Page 1 of 1

Partitioning Method in Sort Stage

Posted: Mon Aug 13, 2007 10:43 pm
by sid19
.
I am using Sort Stage the input has 5(A,B,C,D,E) columns and I need to sort on all of them in the order(B,A,D,E,C). and the rows coming in the sort stages are huge in number(around 200 millions of records).

So what will be the appropriate strategy for partition of Sort Stage so that we can get the result in least time?

Posted: Mon Aug 13, 2007 10:52 pm
by ArndW
Ideally you have your data hash partitioned on your 5 columns, so that each node at runtime only needs to sort data in its own stream and does not need to repartition.

Posted: Tue Aug 14, 2007 1:29 am
by JeroenDmt
I've been wondering about this: do you need to partition on all 5 columns? if you would partition on the first column in the sort, already each node only needs to sort data in its own stream without needing to repartition? So I would think for the sorting it wouldn't matter if you partition on all 5 columns or only the first column in the sort.
Then what is the advantage of partitioning on all 5 columns?

Posted: Tue Aug 14, 2007 5:22 am
by ArndW
No advantages to using all 5 at all, just performance disadvantages! You've hit the nail on the head, it is sufficient to partition on just one column.

Posted: Tue Aug 14, 2007 7:04 am
by balajisr
Also,It depends on the type of operation done after the sort stage. E.g If you need to remove duplicates with 5 columns being key sorting on only one column will deliver incorrect results.

Posted: Tue Aug 14, 2007 11:25 am
by Ed Purcell
balajisr wrote:Also,It depends on the type of operation done after the sort stage. E.g If you need to remove duplicates with 5 columns being key sorting on only one column will deliver incorrect results.
Also it's important whether the first column will give you an even split of the data when you use it to partition the data. You want approximately equal chunks of the data landing on each of your nodes to make the sorting easier.

Posted: Thu Aug 16, 2007 8:51 am
by sid19
Suppose first column has 5 distinct value so toatal 5 partition will come and we have only 2 node then how the data will distributed evenly on each node.

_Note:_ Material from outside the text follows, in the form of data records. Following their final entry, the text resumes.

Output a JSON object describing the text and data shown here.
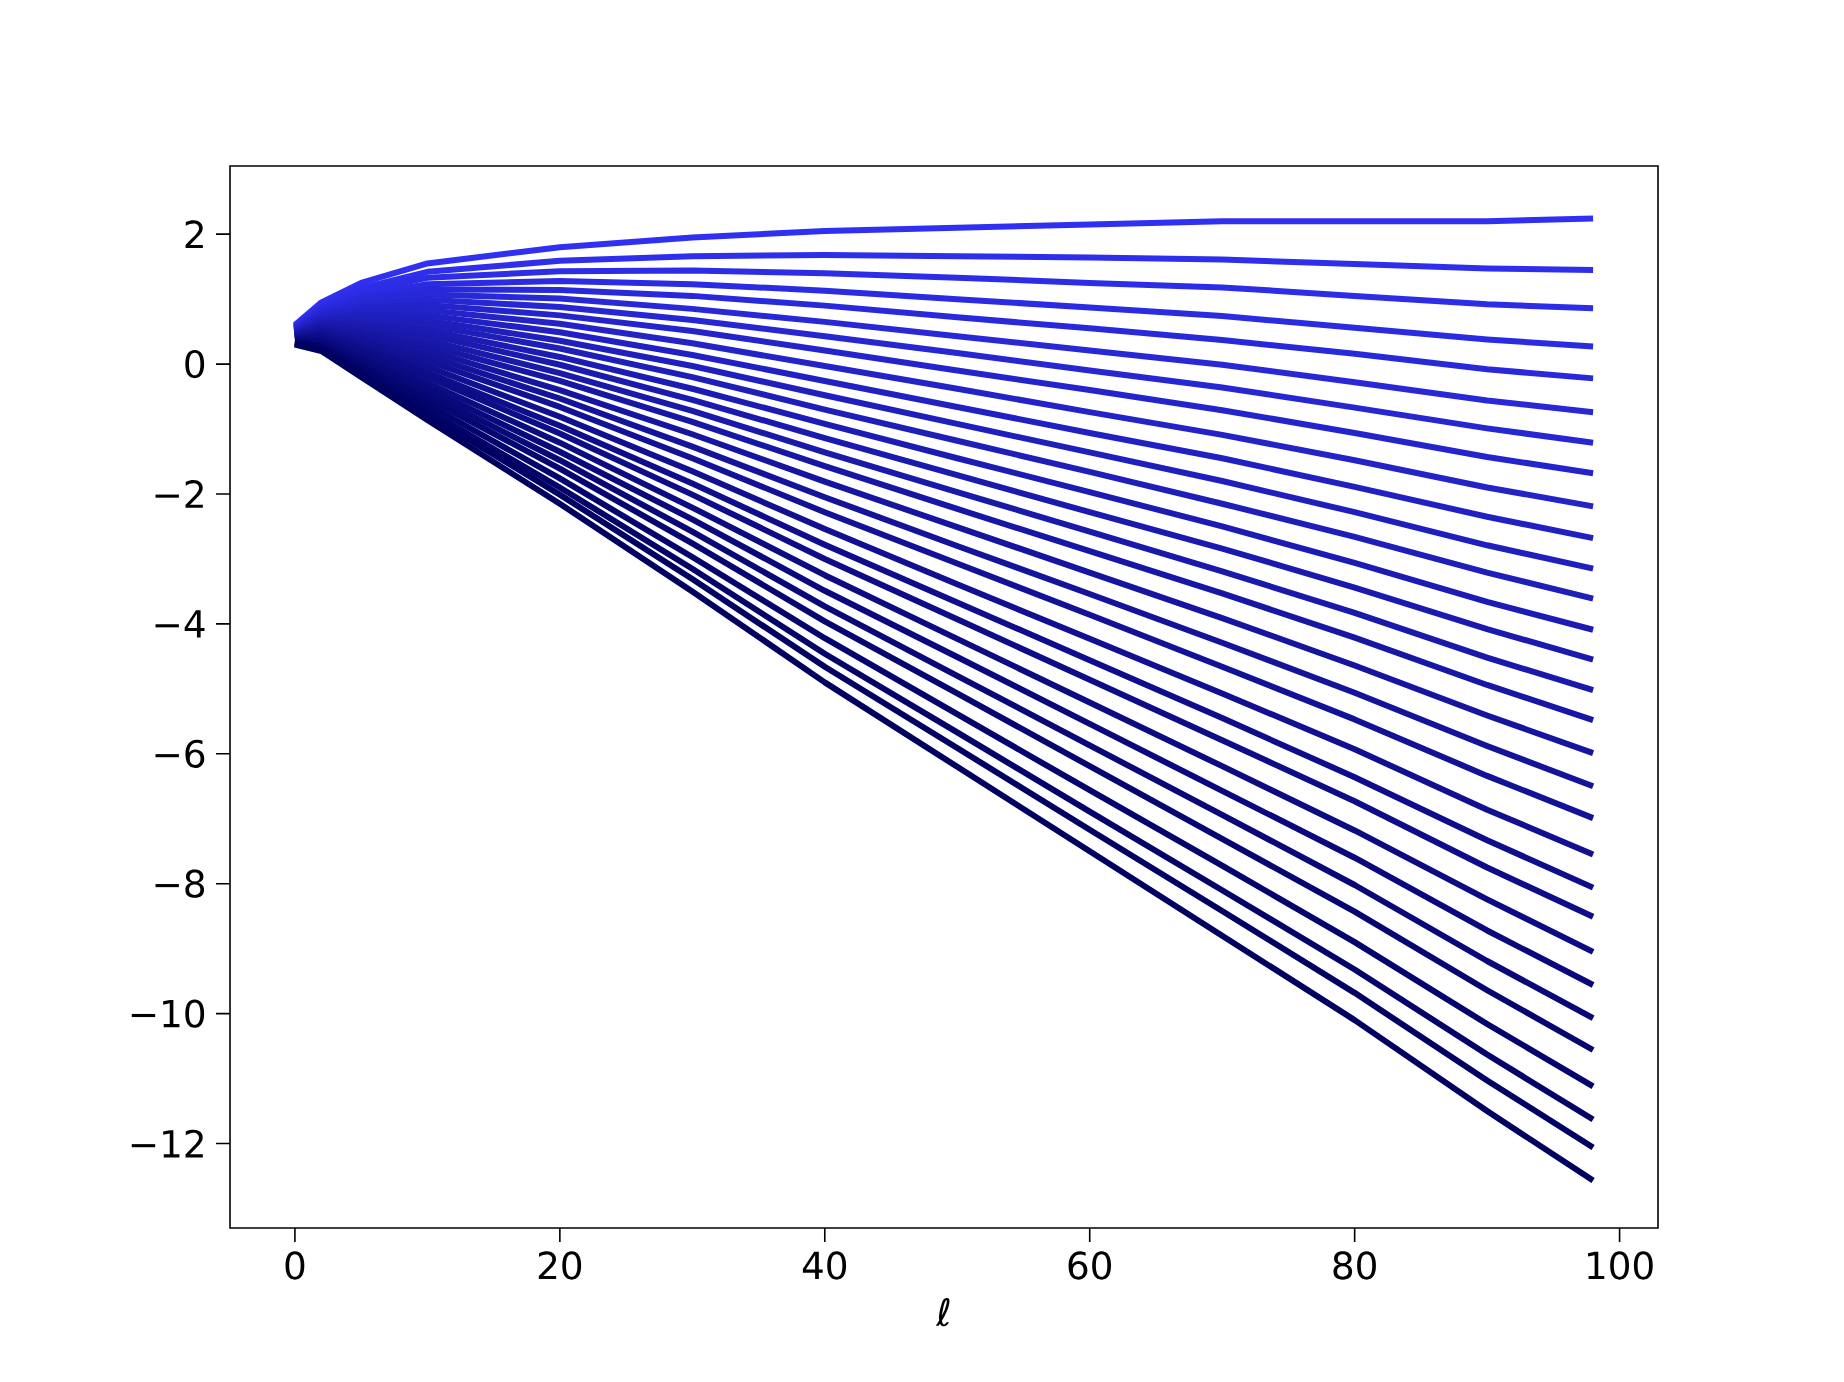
{
  "chart_data": {
    "type": "line",
    "xlabel": "ℓ",
    "x": [
      0,
      2,
      5,
      10,
      20,
      30,
      40,
      50,
      60,
      70,
      80,
      90,
      98
    ],
    "xlim": [
      -4.9,
      102.9
    ],
    "ylim": [
      -13.3,
      3.05
    ],
    "xticks": [
      0,
      20,
      40,
      60,
      80,
      100
    ],
    "yticks": [
      {
        "value": -12,
        "label": "−12"
      },
      {
        "value": -10,
        "label": "−10"
      },
      {
        "value": -8,
        "label": "−8"
      },
      {
        "value": -6,
        "label": "−6"
      },
      {
        "value": -4,
        "label": "−4"
      },
      {
        "value": -2,
        "label": "−2"
      },
      0,
      2
    ],
    "marker": "none",
    "line_style": "solid",
    "series": [
      {
        "color": "#3030f0",
        "values": [
          0.6,
          0.95,
          1.25,
          1.55,
          1.8,
          1.95,
          2.05,
          2.1,
          2.15,
          2.2,
          2.2,
          2.2,
          2.24
        ]
      },
      {
        "color": "#2e2eeb",
        "values": [
          0.58,
          0.91,
          1.17,
          1.42,
          1.59,
          1.66,
          1.68,
          1.66,
          1.64,
          1.61,
          1.54,
          1.47,
          1.45
        ]
      },
      {
        "color": "#2d2de6",
        "values": [
          0.57,
          0.88,
          1.12,
          1.33,
          1.43,
          1.44,
          1.4,
          1.33,
          1.25,
          1.18,
          1.05,
          0.92,
          0.86
        ]
      },
      {
        "color": "#2b2be1",
        "values": [
          0.56,
          0.85,
          1.06,
          1.23,
          1.28,
          1.23,
          1.13,
          1.0,
          0.87,
          0.74,
          0.56,
          0.38,
          0.27
        ]
      },
      {
        "color": "#2929dc",
        "values": [
          0.55,
          0.83,
          1.01,
          1.15,
          1.14,
          1.05,
          0.9,
          0.72,
          0.55,
          0.37,
          0.16,
          -0.08,
          -0.22
        ]
      },
      {
        "color": "#2828d7",
        "values": [
          0.54,
          0.8,
          0.96,
          1.07,
          1.01,
          0.85,
          0.65,
          0.43,
          0.21,
          -0.01,
          -0.28,
          -0.56,
          -0.74
        ]
      },
      {
        "color": "#2626d2",
        "values": [
          0.53,
          0.78,
          0.91,
          0.99,
          0.88,
          0.68,
          0.43,
          0.17,
          -0.1,
          -0.36,
          -0.67,
          -0.99,
          -1.21
        ]
      },
      {
        "color": "#2424cd",
        "values": [
          0.52,
          0.75,
          0.87,
          0.91,
          0.75,
          0.51,
          0.21,
          -0.1,
          -0.4,
          -0.71,
          -1.06,
          -1.43,
          -1.68
        ]
      },
      {
        "color": "#2323c8",
        "values": [
          0.51,
          0.73,
          0.82,
          0.83,
          0.62,
          0.32,
          -0.03,
          -0.38,
          -0.74,
          -1.09,
          -1.48,
          -1.9,
          -2.19
        ]
      },
      {
        "color": "#2121c3",
        "values": [
          0.5,
          0.7,
          0.77,
          0.75,
          0.49,
          0.14,
          -0.26,
          -0.66,
          -1.06,
          -1.45,
          -1.89,
          -2.35,
          -2.68
        ]
      },
      {
        "color": "#1f1fbe",
        "values": [
          0.49,
          0.68,
          0.72,
          0.67,
          0.36,
          -0.03,
          -0.48,
          -0.92,
          -1.36,
          -1.8,
          -2.28,
          -2.79,
          -3.15
        ]
      },
      {
        "color": "#1e1eb9",
        "values": [
          0.48,
          0.65,
          0.68,
          0.6,
          0.24,
          -0.2,
          -0.7,
          -1.18,
          -1.66,
          -2.15,
          -2.66,
          -3.21,
          -3.61
        ]
      },
      {
        "color": "#1c1cb4",
        "values": [
          0.47,
          0.63,
          0.63,
          0.52,
          0.11,
          -0.38,
          -0.92,
          -1.45,
          -1.97,
          -2.5,
          -3.06,
          -3.66,
          -4.09
        ]
      },
      {
        "color": "#1a1aaf",
        "values": [
          0.46,
          0.61,
          0.59,
          0.45,
          -0.01,
          -0.55,
          -1.14,
          -1.71,
          -2.28,
          -2.84,
          -3.44,
          -4.08,
          -4.55
        ]
      },
      {
        "color": "#1919aa",
        "values": [
          0.45,
          0.58,
          0.54,
          0.37,
          -0.14,
          -0.72,
          -1.36,
          -1.97,
          -2.58,
          -3.19,
          -3.83,
          -4.52,
          -5.02
        ]
      },
      {
        "color": "#1717a5",
        "values": [
          0.44,
          0.56,
          0.49,
          0.29,
          -0.26,
          -0.89,
          -1.57,
          -2.23,
          -2.88,
          -3.53,
          -4.21,
          -4.94,
          -5.48
        ]
      },
      {
        "color": "#1515a0",
        "values": [
          0.43,
          0.53,
          0.44,
          0.21,
          -0.4,
          -1.08,
          -1.81,
          -2.51,
          -3.21,
          -3.91,
          -4.64,
          -5.41,
          -5.99
        ]
      },
      {
        "color": "#14149b",
        "values": [
          0.42,
          0.51,
          0.39,
          0.13,
          -0.53,
          -1.27,
          -2.05,
          -2.8,
          -3.54,
          -4.29,
          -5.06,
          -5.88,
          -6.5
        ]
      },
      {
        "color": "#121296",
        "values": [
          0.41,
          0.48,
          0.35,
          0.05,
          -0.66,
          -1.45,
          -2.28,
          -3.07,
          -3.86,
          -4.66,
          -5.47,
          -6.34,
          -6.99
        ]
      },
      {
        "color": "#101091",
        "values": [
          0.4,
          0.45,
          0.29,
          -0.04,
          -0.81,
          -1.65,
          -2.54,
          -3.39,
          -4.23,
          -5.07,
          -5.93,
          -6.86,
          -7.55
        ]
      },
      {
        "color": "#0e0e8c",
        "values": [
          0.39,
          0.43,
          0.24,
          -0.13,
          -0.95,
          -1.84,
          -2.78,
          -3.67,
          -4.56,
          -5.45,
          -6.36,
          -7.33,
          -8.06
        ]
      },
      {
        "color": "#0d0d87",
        "values": [
          0.38,
          0.41,
          0.2,
          -0.2,
          -1.07,
          -2.01,
          -3.0,
          -3.93,
          -4.86,
          -5.79,
          -6.73,
          -7.75,
          -8.51
        ]
      },
      {
        "color": "#0b0b82",
        "values": [
          0.37,
          0.38,
          0.15,
          -0.29,
          -1.21,
          -2.21,
          -3.25,
          -4.23,
          -5.21,
          -6.19,
          -7.18,
          -8.24,
          -9.05
        ]
      },
      {
        "color": "#09097d",
        "values": [
          0.36,
          0.35,
          0.09,
          -0.37,
          -1.35,
          -2.39,
          -3.49,
          -4.51,
          -5.54,
          -6.57,
          -7.6,
          -8.72,
          -9.56
        ]
      },
      {
        "color": "#080878",
        "values": [
          0.35,
          0.33,
          0.04,
          -0.45,
          -1.48,
          -2.58,
          -3.73,
          -4.8,
          -5.87,
          -6.94,
          -8.02,
          -9.19,
          -10.07
        ]
      },
      {
        "color": "#060673",
        "values": [
          0.34,
          0.3,
          0.0,
          -0.53,
          -1.61,
          -2.76,
          -3.96,
          -5.07,
          -6.19,
          -7.31,
          -8.43,
          -9.64,
          -10.56
        ]
      },
      {
        "color": "#04046e",
        "values": [
          0.33,
          0.27,
          -0.06,
          -0.62,
          -1.76,
          -2.97,
          -4.22,
          -5.39,
          -6.56,
          -7.72,
          -8.9,
          -10.16,
          -11.12
        ]
      },
      {
        "color": "#030369",
        "values": [
          0.32,
          0.25,
          -0.11,
          -0.71,
          -1.9,
          -3.15,
          -4.46,
          -5.67,
          -6.89,
          -8.1,
          -9.32,
          -10.63,
          -11.63
        ]
      },
      {
        "color": "#010164",
        "values": [
          0.31,
          0.23,
          -0.15,
          -0.78,
          -2.01,
          -3.31,
          -4.66,
          -5.91,
          -7.17,
          -8.42,
          -9.68,
          -11.03,
          -12.06
        ]
      },
      {
        "color": "#000060",
        "values": [
          0.3,
          0.2,
          -0.2,
          -0.86,
          -2.15,
          -3.5,
          -4.9,
          -6.2,
          -7.5,
          -8.8,
          -10.1,
          -11.5,
          -12.57
        ]
      }
    ]
  }
}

precisely I want to ask suppose our partition is not equal to number of node then how the data be distributed across the nodes

Posted: Thu Aug 16, 2007 3:30 pm
by ArndW
It will hash the 5 values to 2 nodes, one node will get 2/5 of the data, the other 3/5 of the data in your example. You can't get a better distribution unless you use round-robin, but then you would need to repartition again downstream for the sort so that approach is no good.